Parents of High School students, it’s that time of year again, school is in and homecoming is just around the corner. That means for many parents, it is likely that your child will be invited to attend the big dance by a special guy or girl from their school. For many families, this can bring up all sorts of fun conversations centered around the idea of dating relationships. My hope in writing this article is to give you some insight into how we go about these conversations here in SMCC Student Ministries.
First, we encourage our students that this is a season of life to focus on becoming the person they want to be. It’s easy to get laser focused on wanting to date the cutest guy or girl at school. We want them to know that the choices they make today when it comes to dating will affect the person they are tomorrow. Our goal is to get them to shift their focus from asking “Who do I want to date?” to a more important question, “Who do I want to be?” We believe that great relationships, whether that’s now or in the future, come from being the right person not finding the “right” person.
Second, if students choose to date, we encourage them to honor Christ, to honor the person they are dating and to honor their future spouse. Honoring Christ means that we honor His values and standards when it comes to relationships. We also teach our students that part of honoring Christ means that you choose to honor your parents’ rules when it comes to dating. We think it is best left up to you as the parent to decide whether or not your child is ready to date.

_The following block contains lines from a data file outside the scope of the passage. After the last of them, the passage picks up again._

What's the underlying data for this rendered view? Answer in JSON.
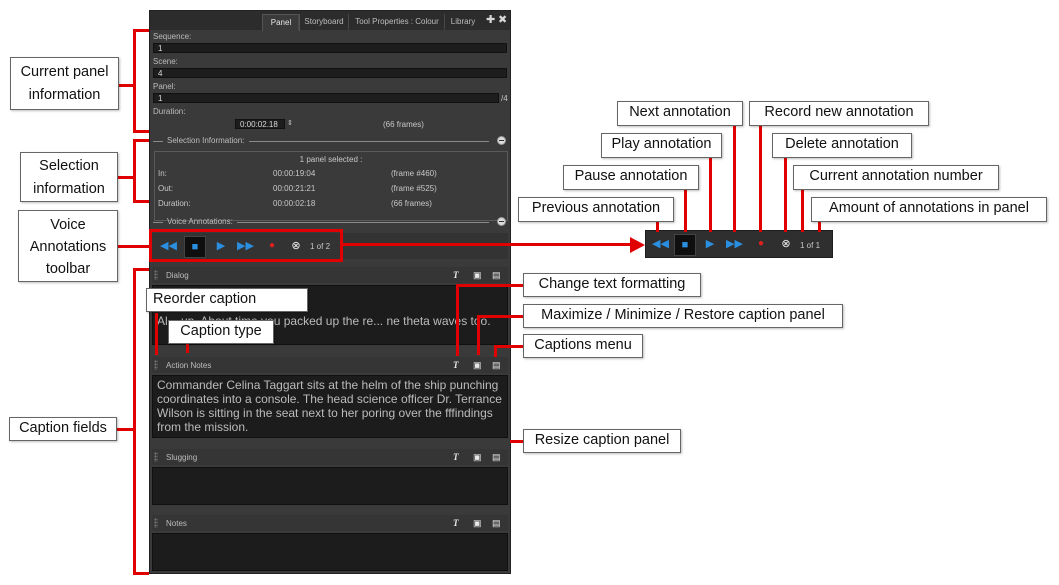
{
  "tabs": [
    "Panel",
    "Storyboard",
    "Tool Properties : Colour",
    "Library"
  ],
  "tab_icons": [
    "plus-icon",
    "close-icon"
  ],
  "panel_info": {
    "sequence_label": "Sequence:",
    "sequence_value": "1",
    "scene_label": "Scene:",
    "scene_value": "4",
    "panel_label": "Panel:",
    "panel_value": "1",
    "panel_total": "/4",
    "duration_label": "Duration:",
    "duration_value": "0:00:02.18",
    "duration_frames": "(66 frames)"
  },
  "selection": {
    "header": "Selection Information:",
    "summary": "1 panel selected :",
    "rows": [
      {
        "label": "In:",
        "time": "00:00:19:04",
        "frame": "(frame #460)"
      },
      {
        "label": "Out:",
        "time": "00:00:21:21",
        "frame": "(frame #525)"
      },
      {
        "label": "Duration:",
        "time": "00:00:02:18",
        "frame": "(66 frames)"
      }
    ]
  },
  "voice": {
    "header": "Voice Annotations:",
    "counter": "1 of 2",
    "zoom_counter": "1 of 1",
    "icons": [
      "previous-icon",
      "stop-icon",
      "play-icon",
      "next-icon",
      "record-icon",
      "delete-icon"
    ]
  },
  "captions": [
    {
      "title": "Dialog",
      "text": "Al... up. About time you packed up the re... ne theta waves too."
    },
    {
      "title": "Action Notes",
      "text": "Commander Celina Taggart sits at the helm of the ship punching coordinates into a console. The head science officer Dr. Terrance Wilson is sitting in the seat next to her poring over the fffindings from the mission."
    },
    {
      "title": "Slugging",
      "text": ""
    },
    {
      "title": "Notes",
      "text": ""
    }
  ],
  "callouts": {
    "current_panel": "Current panel information",
    "selection": "Selection information",
    "voice": "Voice Annotations toolbar",
    "caption_fields": "Caption fields",
    "reorder": "Reorder caption",
    "caption_type": "Caption type",
    "text_format": "Change text formatting",
    "maximize": "Maximize / Minimize / Restore caption panel",
    "captions_menu": "Captions menu",
    "resize": "Resize caption panel",
    "next": "Next annotation",
    "record": "Record new annotation",
    "play": "Play annotation",
    "delete": "Delete annotation",
    "pause": "Pause annotation",
    "current_number": "Current annotation number",
    "previous": "Previous annotation",
    "amount": "Amount of annotations in panel"
  },
  "colors": {
    "accent_red": "#e00000",
    "blue_icon": "#2a8fe0",
    "record_red": "#e02020"
  }
}
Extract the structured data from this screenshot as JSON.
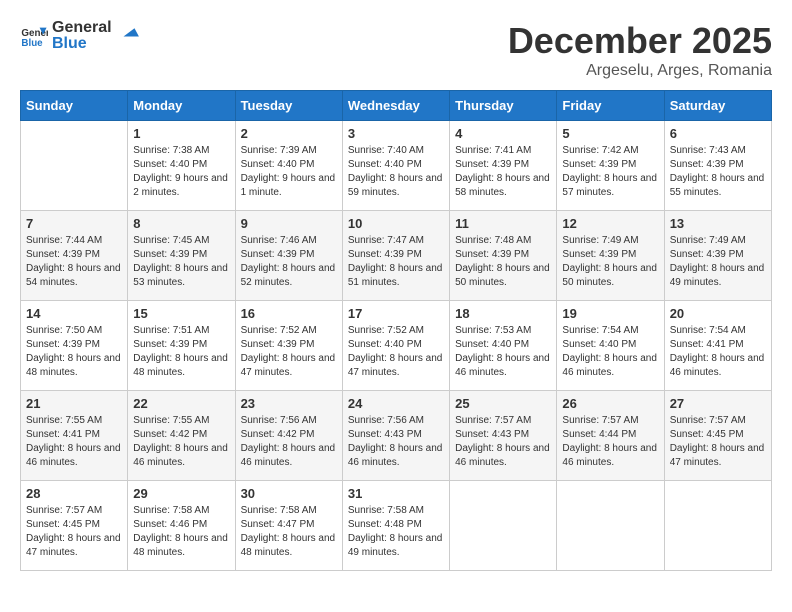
{
  "logo": {
    "text_general": "General",
    "text_blue": "Blue"
  },
  "header": {
    "month": "December 2025",
    "location": "Argeselu, Arges, Romania"
  },
  "weekdays": [
    "Sunday",
    "Monday",
    "Tuesday",
    "Wednesday",
    "Thursday",
    "Friday",
    "Saturday"
  ],
  "weeks": [
    [
      {
        "day": "",
        "sunrise": "",
        "sunset": "",
        "daylight": ""
      },
      {
        "day": "1",
        "sunrise": "Sunrise: 7:38 AM",
        "sunset": "Sunset: 4:40 PM",
        "daylight": "Daylight: 9 hours and 2 minutes."
      },
      {
        "day": "2",
        "sunrise": "Sunrise: 7:39 AM",
        "sunset": "Sunset: 4:40 PM",
        "daylight": "Daylight: 9 hours and 1 minute."
      },
      {
        "day": "3",
        "sunrise": "Sunrise: 7:40 AM",
        "sunset": "Sunset: 4:40 PM",
        "daylight": "Daylight: 8 hours and 59 minutes."
      },
      {
        "day": "4",
        "sunrise": "Sunrise: 7:41 AM",
        "sunset": "Sunset: 4:39 PM",
        "daylight": "Daylight: 8 hours and 58 minutes."
      },
      {
        "day": "5",
        "sunrise": "Sunrise: 7:42 AM",
        "sunset": "Sunset: 4:39 PM",
        "daylight": "Daylight: 8 hours and 57 minutes."
      },
      {
        "day": "6",
        "sunrise": "Sunrise: 7:43 AM",
        "sunset": "Sunset: 4:39 PM",
        "daylight": "Daylight: 8 hours and 55 minutes."
      }
    ],
    [
      {
        "day": "7",
        "sunrise": "Sunrise: 7:44 AM",
        "sunset": "Sunset: 4:39 PM",
        "daylight": "Daylight: 8 hours and 54 minutes."
      },
      {
        "day": "8",
        "sunrise": "Sunrise: 7:45 AM",
        "sunset": "Sunset: 4:39 PM",
        "daylight": "Daylight: 8 hours and 53 minutes."
      },
      {
        "day": "9",
        "sunrise": "Sunrise: 7:46 AM",
        "sunset": "Sunset: 4:39 PM",
        "daylight": "Daylight: 8 hours and 52 minutes."
      },
      {
        "day": "10",
        "sunrise": "Sunrise: 7:47 AM",
        "sunset": "Sunset: 4:39 PM",
        "daylight": "Daylight: 8 hours and 51 minutes."
      },
      {
        "day": "11",
        "sunrise": "Sunrise: 7:48 AM",
        "sunset": "Sunset: 4:39 PM",
        "daylight": "Daylight: 8 hours and 50 minutes."
      },
      {
        "day": "12",
        "sunrise": "Sunrise: 7:49 AM",
        "sunset": "Sunset: 4:39 PM",
        "daylight": "Daylight: 8 hours and 50 minutes."
      },
      {
        "day": "13",
        "sunrise": "Sunrise: 7:49 AM",
        "sunset": "Sunset: 4:39 PM",
        "daylight": "Daylight: 8 hours and 49 minutes."
      }
    ],
    [
      {
        "day": "14",
        "sunrise": "Sunrise: 7:50 AM",
        "sunset": "Sunset: 4:39 PM",
        "daylight": "Daylight: 8 hours and 48 minutes."
      },
      {
        "day": "15",
        "sunrise": "Sunrise: 7:51 AM",
        "sunset": "Sunset: 4:39 PM",
        "daylight": "Daylight: 8 hours and 48 minutes."
      },
      {
        "day": "16",
        "sunrise": "Sunrise: 7:52 AM",
        "sunset": "Sunset: 4:39 PM",
        "daylight": "Daylight: 8 hours and 47 minutes."
      },
      {
        "day": "17",
        "sunrise": "Sunrise: 7:52 AM",
        "sunset": "Sunset: 4:40 PM",
        "daylight": "Daylight: 8 hours and 47 minutes."
      },
      {
        "day": "18",
        "sunrise": "Sunrise: 7:53 AM",
        "sunset": "Sunset: 4:40 PM",
        "daylight": "Daylight: 8 hours and 46 minutes."
      },
      {
        "day": "19",
        "sunrise": "Sunrise: 7:54 AM",
        "sunset": "Sunset: 4:40 PM",
        "daylight": "Daylight: 8 hours and 46 minutes."
      },
      {
        "day": "20",
        "sunrise": "Sunrise: 7:54 AM",
        "sunset": "Sunset: 4:41 PM",
        "daylight": "Daylight: 8 hours and 46 minutes."
      }
    ],
    [
      {
        "day": "21",
        "sunrise": "Sunrise: 7:55 AM",
        "sunset": "Sunset: 4:41 PM",
        "daylight": "Daylight: 8 hours and 46 minutes."
      },
      {
        "day": "22",
        "sunrise": "Sunrise: 7:55 AM",
        "sunset": "Sunset: 4:42 PM",
        "daylight": "Daylight: 8 hours and 46 minutes."
      },
      {
        "day": "23",
        "sunrise": "Sunrise: 7:56 AM",
        "sunset": "Sunset: 4:42 PM",
        "daylight": "Daylight: 8 hours and 46 minutes."
      },
      {
        "day": "24",
        "sunrise": "Sunrise: 7:56 AM",
        "sunset": "Sunset: 4:43 PM",
        "daylight": "Daylight: 8 hours and 46 minutes."
      },
      {
        "day": "25",
        "sunrise": "Sunrise: 7:57 AM",
        "sunset": "Sunset: 4:43 PM",
        "daylight": "Daylight: 8 hours and 46 minutes."
      },
      {
        "day": "26",
        "sunrise": "Sunrise: 7:57 AM",
        "sunset": "Sunset: 4:44 PM",
        "daylight": "Daylight: 8 hours and 46 minutes."
      },
      {
        "day": "27",
        "sunrise": "Sunrise: 7:57 AM",
        "sunset": "Sunset: 4:45 PM",
        "daylight": "Daylight: 8 hours and 47 minutes."
      }
    ],
    [
      {
        "day": "28",
        "sunrise": "Sunrise: 7:57 AM",
        "sunset": "Sunset: 4:45 PM",
        "daylight": "Daylight: 8 hours and 47 minutes."
      },
      {
        "day": "29",
        "sunrise": "Sunrise: 7:58 AM",
        "sunset": "Sunset: 4:46 PM",
        "daylight": "Daylight: 8 hours and 48 minutes."
      },
      {
        "day": "30",
        "sunrise": "Sunrise: 7:58 AM",
        "sunset": "Sunset: 4:47 PM",
        "daylight": "Daylight: 8 hours and 48 minutes."
      },
      {
        "day": "31",
        "sunrise": "Sunrise: 7:58 AM",
        "sunset": "Sunset: 4:48 PM",
        "daylight": "Daylight: 8 hours and 49 minutes."
      },
      {
        "day": "",
        "sunrise": "",
        "sunset": "",
        "daylight": ""
      },
      {
        "day": "",
        "sunrise": "",
        "sunset": "",
        "daylight": ""
      },
      {
        "day": "",
        "sunrise": "",
        "sunset": "",
        "daylight": ""
      }
    ]
  ]
}
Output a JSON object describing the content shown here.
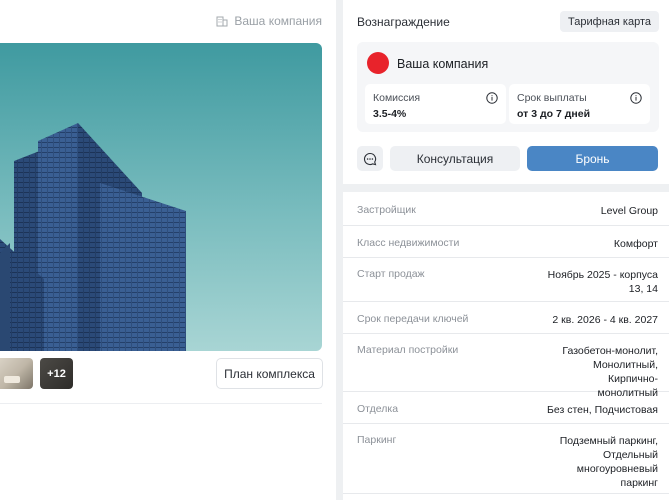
{
  "left": {
    "company_label": "Ваша компания",
    "thumbs_more": "+12",
    "plan_button": "План комплекса"
  },
  "reward": {
    "title": "Вознаграждение",
    "tariff_button": "Тарифная карта",
    "company_name": "Ваша компания",
    "commission_label": "Комиссия",
    "commission_value": "3.5-4%",
    "payout_label": "Срок выплаты",
    "payout_value": "от 3 до 7 дней",
    "consult_button": "Консультация",
    "book_button": "Бронь",
    "brand_color": "#e8232b",
    "accent_color": "#4a86c5"
  },
  "details": [
    {
      "key": "Застройщик",
      "value": "Level Group"
    },
    {
      "key": "Класс недвижимости",
      "value": "Комфорт"
    },
    {
      "key": "Старт продаж",
      "value": "Ноябрь 2025 - корпуса 13, 14"
    },
    {
      "key": "Срок передачи ключей",
      "value": "2 кв. 2026 - 4 кв. 2027"
    },
    {
      "key": "Материал постройки",
      "value": "Газобетон-монолит, Монолитный, Кирпично-монолитный"
    },
    {
      "key": "Отделка",
      "value": "Без стен, Подчистовая"
    },
    {
      "key": "Паркинг",
      "value": "Подземный паркинг, Отдельный многоуровневый паркинг"
    }
  ]
}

Third, we teach our students that healthy relationships require good boundaries. Boundaries are the guardrails that keep us from falling off the cliff relationally. Guardrails help protect healthy intimacy in the future for your student and for the person he or she is dating. They help our students say no to something now, so they can say yes to something better later. In a healthy relationship, there should be both emotional and physical boundaries.
Here is a tension that I have found helpful to discuss with your child in this conversation – the longer you choose to be in a single dating relationship, the harder it becomes to honor Christ in that relationship. To be frank, statistics show that the longer a student is in a dating relationship, the more likely they are to engage in sexual activity. We want to help our students play the tape forward and ask the question, “Where is this relationship headed?” and “What makes you think your relationship is going to be different?”
The best relationship decisions come from pre-decisions – making decisions before you even start a dating relationship. Some questions I have found helpful in these conversations with students are as follows:
- What do you think are some good boundaries for a Christ honoring relationship?
- Why do you want to have boundaries in your relationship?
- What does it look like to honor the person you are dating?
- What does it look like to honor their future spouse?
- What are your hopes for this relationship?
My hope is that you can use this article and these questions to start a conversation with your student. It can be tempting to dance around the issue of dating relationships, but I think your student will appreciate your initiative to guide them in this important season of life.
Thanks for reading. As always, I hope you have found this read helpful and hopeful.